Destructive secrets ultimately don’t define who we are, but they can keep us from what we can become. Rarely are we at liberty to unveil others’ secrets. Betraying trust is hardly ever a wise move. And some secrets are necessary; we aren’t meant to tell everyone everything. But damaging secrets do need to be revealed at appropriate times. As Ecclesiastes 3:1 NLT says: For everything there is a season, a time for every activity under heaven.

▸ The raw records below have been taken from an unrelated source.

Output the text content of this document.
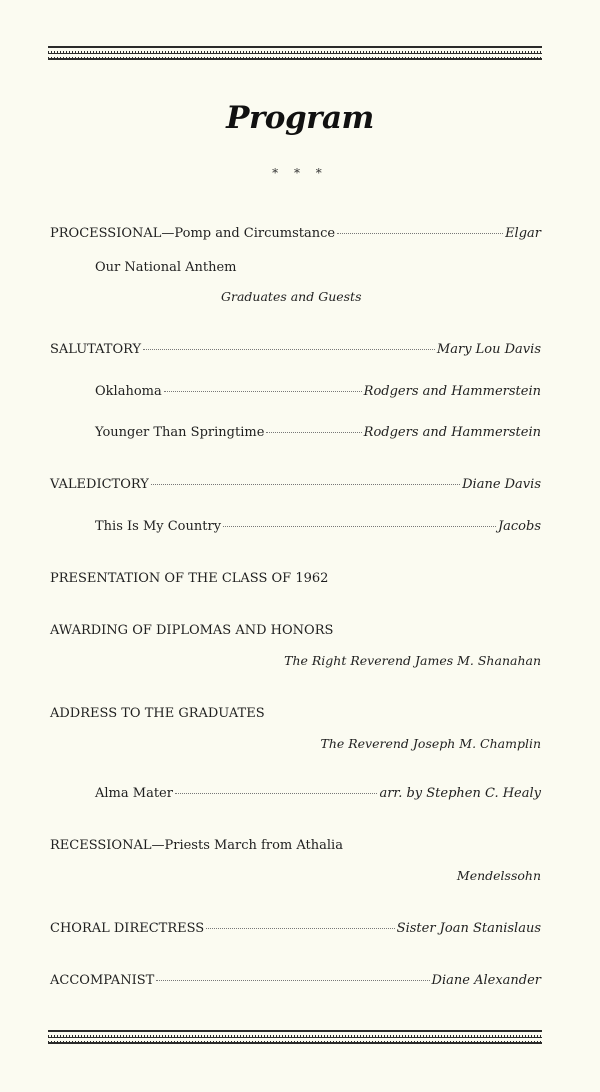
Program
* * *
PROCESSIONAL—Pomp and Circumstance	Elgar
Our National Anthem
Graduates and Guests
SALUTATORY	Mary Lou Davis
Oklahoma	Rodgers and Hammerstein
Younger Than Springtime	Rodgers and Hammerstein
VALEDICTORY	Diane Davis
This Is My Country	Jacobs
PRESENTATION OF THE CLASS OF 1962
AWARDING OF DIPLOMAS AND HONORS
The Right Reverend James M. Shanahan
ADDRESS TO THE GRADUATES
The Reverend Joseph M. Champlin
Alma Mater	arr. by Stephen C. Healy
RECESSIONAL—Priests March from Athalia
Mendelssohn
CHORAL DIRECTRESS	Sister Joan Stanislaus
ACCOMPANIST	Diane Alexander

God’s hand in razing this secret is evident in hindsight. It definitely happened at the right time in my life with the right people around. And He brought the healing and restoration necessary to see myself as I really am and others without suspicion or paranoia as my first thoughts. God showed me the clutter in my mind and helped me clear it. In other words, He showed me the truth. “When the Spirit of truth comes, he will guide you into all truth. …” John 16:13 NLT

Simple living can become a reality when we are able to release the burden of a secret with the help of the Holy Spirit. What truth does God need to help you see about your secret? Who do you need to invite in to help you bear the weight of your secret or reveal your secret to?